The Odyssey is screening at Curzon Cinemas. Find the tickets, show times and other details at curzoncinemas.com.
Because we read…
Optimists of the world unite. In an age when newspaper headlines look like something out of the pages of a dystopian novel, the Guardian’s columnist Oliver Burkeman notices a strong stream of positivism present in the media. Merging opinions of various influential thinkers including New York Times’ Nicholas Kristof and author Johan Norberg, Burkeman talks about the significance of the phenomenon of The New Optimists and nudges all of the pessimists (him included) to think of the world as a glass half-full.

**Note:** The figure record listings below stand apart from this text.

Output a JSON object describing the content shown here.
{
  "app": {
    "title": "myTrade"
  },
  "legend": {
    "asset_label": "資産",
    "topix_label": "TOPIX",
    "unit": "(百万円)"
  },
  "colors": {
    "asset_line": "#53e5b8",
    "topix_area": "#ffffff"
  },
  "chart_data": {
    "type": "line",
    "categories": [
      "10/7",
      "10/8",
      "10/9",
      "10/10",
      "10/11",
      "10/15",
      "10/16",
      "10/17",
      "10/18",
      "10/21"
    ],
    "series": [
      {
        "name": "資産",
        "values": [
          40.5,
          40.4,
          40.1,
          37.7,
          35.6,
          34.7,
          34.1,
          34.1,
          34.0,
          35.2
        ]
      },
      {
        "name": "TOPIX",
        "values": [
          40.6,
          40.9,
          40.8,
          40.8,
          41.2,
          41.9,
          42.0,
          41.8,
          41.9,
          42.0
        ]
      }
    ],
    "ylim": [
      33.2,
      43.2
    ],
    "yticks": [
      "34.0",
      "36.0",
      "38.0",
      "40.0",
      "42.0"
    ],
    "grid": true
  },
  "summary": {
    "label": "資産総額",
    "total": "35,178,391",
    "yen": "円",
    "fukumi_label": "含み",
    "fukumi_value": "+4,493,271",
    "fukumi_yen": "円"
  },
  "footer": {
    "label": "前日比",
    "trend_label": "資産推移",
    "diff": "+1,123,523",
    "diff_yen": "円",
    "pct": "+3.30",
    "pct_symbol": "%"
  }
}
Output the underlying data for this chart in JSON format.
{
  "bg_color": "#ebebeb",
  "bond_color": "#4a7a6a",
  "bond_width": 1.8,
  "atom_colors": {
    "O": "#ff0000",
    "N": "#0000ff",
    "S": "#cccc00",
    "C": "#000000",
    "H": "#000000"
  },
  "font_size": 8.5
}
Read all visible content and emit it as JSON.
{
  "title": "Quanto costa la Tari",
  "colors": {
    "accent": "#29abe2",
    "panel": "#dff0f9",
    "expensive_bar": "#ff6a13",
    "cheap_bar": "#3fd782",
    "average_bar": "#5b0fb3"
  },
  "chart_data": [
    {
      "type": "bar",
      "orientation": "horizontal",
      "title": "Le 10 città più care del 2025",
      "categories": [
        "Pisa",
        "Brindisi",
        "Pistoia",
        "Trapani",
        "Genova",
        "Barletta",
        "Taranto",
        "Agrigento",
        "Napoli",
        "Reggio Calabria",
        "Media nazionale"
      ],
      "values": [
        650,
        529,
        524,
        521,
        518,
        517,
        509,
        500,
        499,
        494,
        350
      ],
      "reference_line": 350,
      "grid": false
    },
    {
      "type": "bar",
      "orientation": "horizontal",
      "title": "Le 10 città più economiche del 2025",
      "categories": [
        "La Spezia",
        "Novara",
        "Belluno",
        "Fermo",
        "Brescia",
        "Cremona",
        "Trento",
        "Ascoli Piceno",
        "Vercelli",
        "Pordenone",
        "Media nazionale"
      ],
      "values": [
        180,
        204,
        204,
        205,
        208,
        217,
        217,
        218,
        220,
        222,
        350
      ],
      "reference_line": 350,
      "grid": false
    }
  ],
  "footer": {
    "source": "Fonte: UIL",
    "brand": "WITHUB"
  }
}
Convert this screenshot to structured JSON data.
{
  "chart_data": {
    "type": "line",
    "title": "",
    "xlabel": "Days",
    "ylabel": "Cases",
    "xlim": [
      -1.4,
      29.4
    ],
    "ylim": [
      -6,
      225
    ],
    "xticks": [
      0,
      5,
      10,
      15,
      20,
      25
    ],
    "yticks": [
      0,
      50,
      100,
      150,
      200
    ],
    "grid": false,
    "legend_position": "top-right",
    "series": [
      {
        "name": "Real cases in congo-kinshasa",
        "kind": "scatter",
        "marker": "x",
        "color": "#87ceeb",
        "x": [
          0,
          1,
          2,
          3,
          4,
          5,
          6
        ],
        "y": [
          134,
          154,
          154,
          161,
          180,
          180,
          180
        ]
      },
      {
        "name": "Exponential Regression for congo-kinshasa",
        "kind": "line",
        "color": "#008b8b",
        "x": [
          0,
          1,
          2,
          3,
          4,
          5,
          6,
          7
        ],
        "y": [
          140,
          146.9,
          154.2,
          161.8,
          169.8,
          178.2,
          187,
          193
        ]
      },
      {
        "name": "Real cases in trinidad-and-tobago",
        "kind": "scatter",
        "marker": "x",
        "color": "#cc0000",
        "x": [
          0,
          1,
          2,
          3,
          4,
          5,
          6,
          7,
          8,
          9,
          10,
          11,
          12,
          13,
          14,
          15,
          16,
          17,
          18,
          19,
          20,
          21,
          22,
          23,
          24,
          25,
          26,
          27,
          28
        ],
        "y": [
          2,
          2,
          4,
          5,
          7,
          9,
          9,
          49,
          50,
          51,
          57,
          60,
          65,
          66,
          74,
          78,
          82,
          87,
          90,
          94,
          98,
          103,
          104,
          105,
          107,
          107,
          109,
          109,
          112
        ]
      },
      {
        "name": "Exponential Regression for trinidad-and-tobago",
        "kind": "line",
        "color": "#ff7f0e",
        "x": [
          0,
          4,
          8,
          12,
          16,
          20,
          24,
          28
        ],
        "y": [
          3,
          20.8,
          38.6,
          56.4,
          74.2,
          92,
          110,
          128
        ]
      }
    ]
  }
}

“But perhaps it is the one genuinely indisputable truth on which the New Optimists and the more pessimistically minded can agree: that whatever happens, things could always, in principle, have been worse.”
As the world celebrates international Elvis Week, Kory Grow of Rolling Stone magazine looks back at one of the biggest comebacks in the history of music. The tale building up to the hour-long television broadcast in December 1968 is marvelous, emotional and cinematic with the outcome being the second rise of, arguably, the first global pop star. For sake of the full effect, play Suspicious Minds while reading it.
“Along with Moore and Fontana, guitarist Charlie Hodge and percussionists Alan Fortas and Lance LeGault joined Presley in what looked like an open boxing ring to play a loose, carefree set for a couple hundred fans.”
Even though it’s still summer, we’re deep into Autumn. The first British post-Brexit novel dealing with the vote’s consequence is a story about a transgenerational friendship between 101-year-old Daniel Gluck and 32-year-old Elisabeth Demand and how their relationship exists in the aftermath of the anti-EU vote. As part of The Man Booker Prize 2017 longlist, Autumn is a seminal piece of contemporary literature.
“All across the country, people felt they'd really won. All across the country, people felt they'd done the right thing and other people had done the wrong thing. All across the country, people looked up on Google: ‘what is the EU?’ All across the country, people looked up on Google: ‘move to Scotland’. All across the country, people looked up on Google: ‘Irish Passport Applications’.”
Because we heard…
The naivety of early 2000s Brit indie rock meets pop-infused psychedelia in Amy O’s newest album. Elastic is a deceivingly easy pop record with some personal lyrics that sometimes sound like excerpts from an award-winning coming-of-age novel. Honest, defiant and with a high level of girly sass, this is an album made for dancing on tables.
Because track: History Walking
Brooklyn-trio Flash Trading have returned to the rave sounds of the late 1980s for their latest EP. With its atmospheric drums, hazy synthesizers and under-the-breath vocals by Monae Freeman, The Golden Mile is caught between the dancefloors of then and now. Hitting that sweet trans-seasonal spot with its squelchy and funky acid-house sound, this record has a track for every mood – both chill and party.
Because track: Acceleration
One of London’s best record stores, Soho’s Soul Jazz Records is celebrating Tate Modern’s Soul of a Nation: Art in the Age of Black Power exhibition with a compilation album of the same name. A unique blend of Afro jazz, street funk and the roots of contemporary rap stands for a 13-song soundtrack to a hot-summer’s day road trip in a hot red convertible.